A lo largo del proceso de construcción del Estado Nacional Argentino desde fines del siglo XIX, el Poder Constituido naciente se impuso sobre los legítimos habitantes de nuestro territorio, los pueblos originarios, obligándolos a resolver el dilema entre permanecer fieles a su espíritu y sufrir la muerte o la posibilidad de devenir ciudadanos argentinos, y con ello derramar su identidad. Más allá de la elección, la pura imposición de aquel dilema, que les era ajeno, se convirtió en la causa del conflicto que los llevó a sobrevenir históricamente en lo “otro”, lo diferente.

         A más de 100 años de dicho proceso, los representantes del poder real a cargo de los poderes del Estado, siguen sosteniendo un modelo cultural, político y económico que se basa en la creación de una imagen de la Argentina civilizada, blanca, occidental y cristiana. Dicho discurso se hizo evidente cuando el presidente Mauricio Macri, durante su disertación en el Foro Económico Mundial en Davos, defendió y definió como “natural” el acercamiento del Mercosur con la Unión Europea hacia un acuerdo de libre comercio puesto que en la región "todos somos descendientes de europeos". La negación de las múltiples identidades es parte de un juego simbólico que da lugar a un “nosotros” oficial, bajo el manto de la destrucción y des historización de los modos de vida que no cuajan en un modelo que combina el liberalismo económico y el conservadurismo cultural.

A pesar de que los pueblos indígenas representan el 8 por ciento de la población en la región, es decir 42 millones de personas, y en Argentina cerca de 1 millón, según datos del Banco Mundial, hace más de un siglo que se extiende la negación de su presencia en el imaginario colectivo. Es necesario por eso la deconstrucción de ese mito, que se convirtió en eje fundamental de la construcción identitaria nacional.

    Durante el periodo de creación de la Nación,  la sociedad “Occidentalizada” que se encontraba al norte de nuestro país, con el propósito de fundar un Estado moderno y desarrollado, emprendió su avance hasta conseguir ocupar, mediante violentas acciones militares, todo el territorio y acabar con la autonomía de las tribus aborígenes. El “proceso de ciudadanización”  buscó suprimir autoritariamente las diferencias socio-culturales, en beneficio de una única y superadora identidad. Este proceso fue acompañado por una voluntad colectiva de hacer desaparecer ‘la cuestión indígena’ del imaginario, promoviendo como resultado la asunción de un carácter del argentino de “raza blanca y cultura europea”.

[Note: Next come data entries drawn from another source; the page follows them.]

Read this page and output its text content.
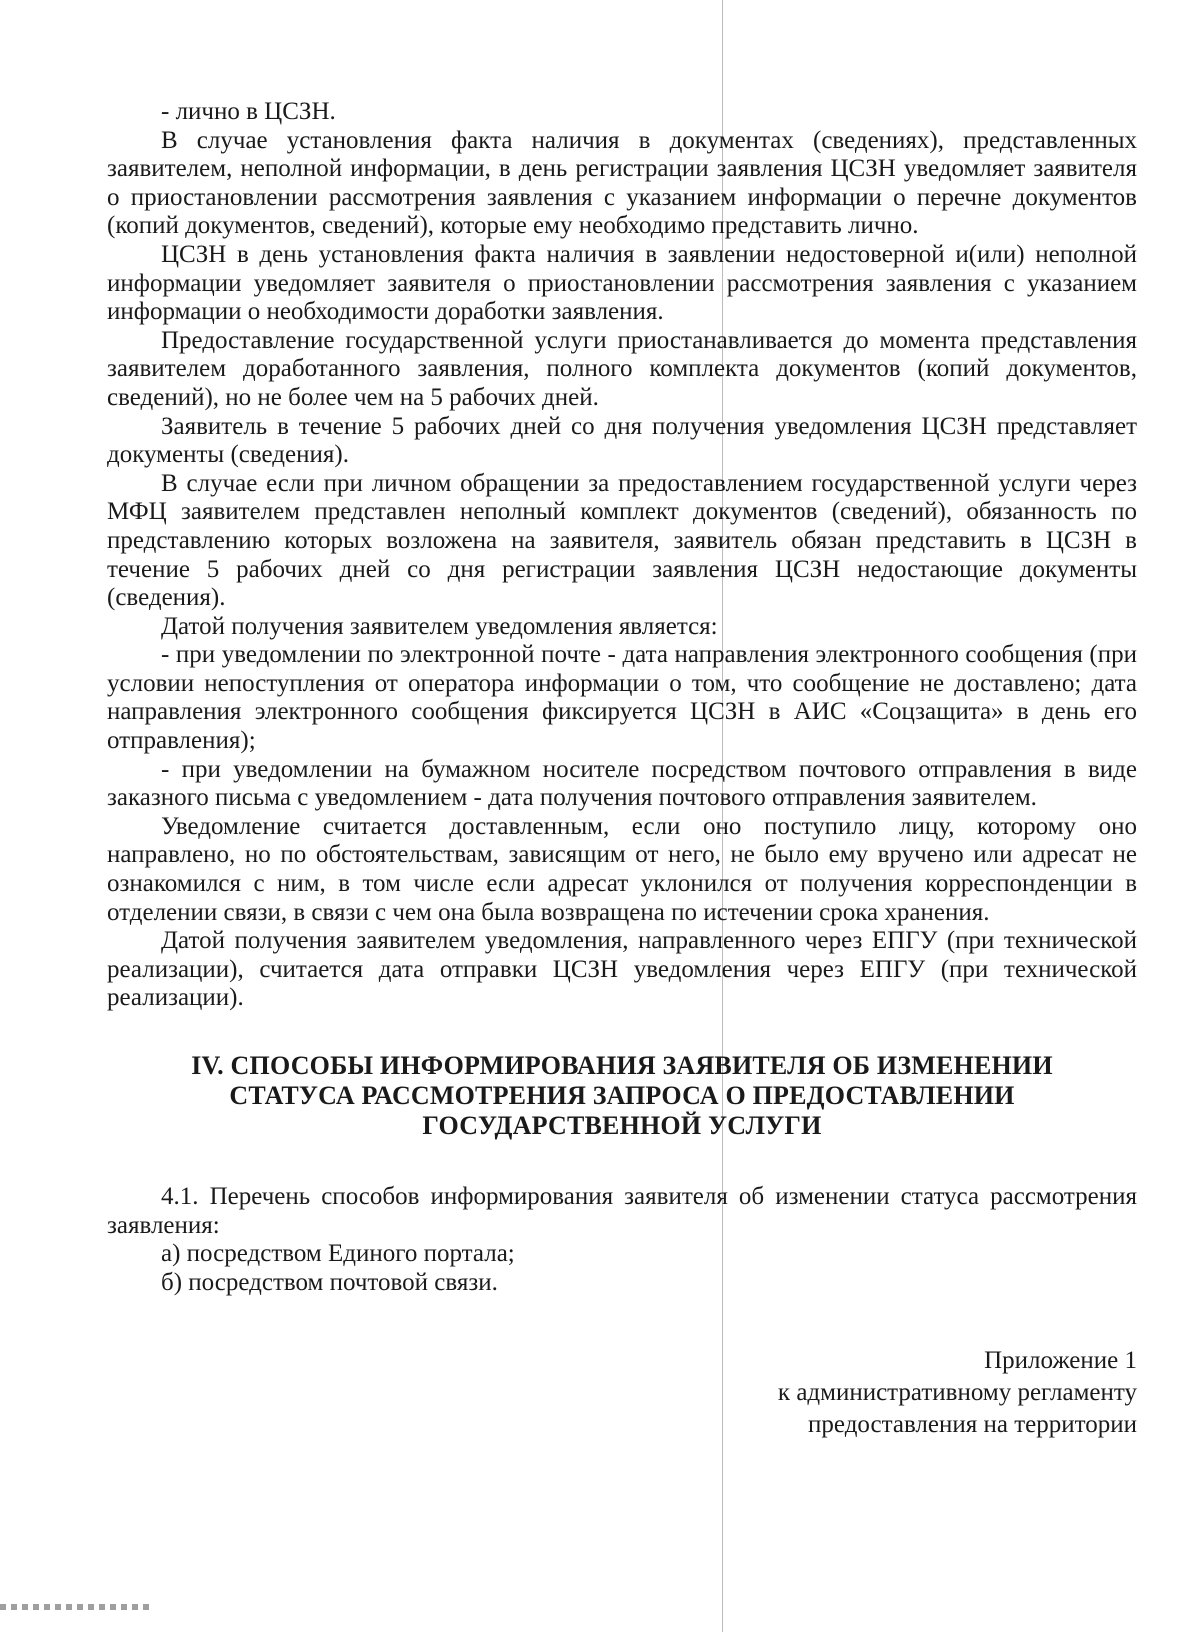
- лично в ЦСЗН.

В случае установления факта наличия в документах (сведениях), представленных заявителем, неполной информации, в день регистрации заявления ЦСЗН уведомляет заявителя о приостановлении рассмотрения заявления с указанием информации о перечне документов (копий документов, сведений), которые ему необходимо представить лично.

ЦСЗН в день установления факта наличия в заявлении недостоверной и(или) неполной информации уведомляет заявителя о приостановлении рассмотрения заявления с указанием информации о необходимости доработки заявления.

Предоставление государственной услуги приостанавливается до момента представления заявителем доработанного заявления, полного комплекта документов (копий документов, сведений), но не более чем на 5 рабочих дней.

Заявитель в течение 5 рабочих дней со дня получения уведомления ЦСЗН представляет документы (сведения).

В случае если при личном обращении за предоставлением государственной услуги через МФЦ заявителем представлен неполный комплект документов (сведений), обязанность по представлению которых возложена на заявителя, заявитель обязан представить в ЦСЗН в течение 5 рабочих дней со дня регистрации заявления ЦСЗН недостающие документы (сведения).

Датой получения заявителем уведомления является:

- при уведомлении по электронной почте - дата направления электронного сообщения (при условии непоступления от оператора информации о том, что сообщение не доставлено; дата направления электронного сообщения фиксируется ЦСЗН в АИС «Соцзащита» в день его отправления);

- при уведомлении на бумажном носителе посредством почтового отправления в виде заказного письма с уведомлением - дата получения почтового отправления заявителем.

Уведомление считается доставленным, если оно поступило лицу, которому оно направлено, но по обстоятельствам, зависящим от него, не было ему вручено или адресат не ознакомился с ним, в том числе если адресат уклонился от получения корреспонденции в отделении связи, в связи с чем она была возвращена по истечении срока хранения.

Датой получения заявителем уведомления, направленного через ЕПГУ (при технической реализации), считается дата отправки ЦСЗН уведомления через ЕПГУ (при технической реализации).

IV. СПОСОБЫ ИНФОРМИРОВАНИЯ ЗАЯВИТЕЛЯ ОБ ИЗМЕНЕНИИ
СТАТУСА РАССМОТРЕНИЯ ЗАПРОСА О ПРЕДОСТАВЛЕНИИ
ГОСУДАРСТВЕННОЙ УСЛУГИ

4.1. Перечень способов информирования заявителя об изменении статуса рассмотрения заявления:

а) посредством Единого портала;

б) посредством почтовой связи.

Приложение 1
к административному регламенту
предоставления на территории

El discurso de poder procede des historizando, fijando el sentido de las palabras de una forma funcional a su proyecto.  La negación en el imaginario colectivo de la cultura popular o subalterna del “otro” tiene sus raíces en el proyecto de organización nacional y se fue extendiendo a lo largo de la historia del poder y los regímenes totalitarios que ocuparon el Estado, alcanzando inclusive la última dictadura y su Proceso de Reorganización Nacional, los cual tendieron a la aniquilación de las diferentes identidades sociales, para construir sobre ellas una identidad superadora y perdurable, la argentina civilizada. La persistencia en la actualidad de esta visión perpetúa la tragedia de estas representaciones sin ser percibidas por la sociedad mayoritaria, la cual se reconoce como un pueblo homogéneamente blanco construido a partir del aporte de una variedad de raíces europeas armónicamente integradas en una unidad nacional.

Según el autor Jaqcues Derrida las sociedades patriarcales occidentales fueron las productoras de la “Mitología Blanca”, por la cual se consideraba al blanco como ejemplo de la mismidad pura, pulcra y superior frente a una otredad exótica, diferente, negra e inferior. Desde esta perspectiva es fundamental la influencia de la ideología dominante, una suerte de sistema de concepciones determinado por los intereses de un cierto sector social que en base a valores, condiciona  los comportamientos y representaciones. Como expresa Pierre Bourdieu, los sistemas simbólicos cumplen su función política de instrumentos de imposición o de legitimación de la dominación, que contribuye a asegurar la dominación de una clase sobre otra. La corporalidad de lo que se opone al nosotros “civilizado“ , en el marco de un modelo socio cultural ligado a intereses corporativos, se vuelve de esta manera factible de ser reprimido y hasta eliminado.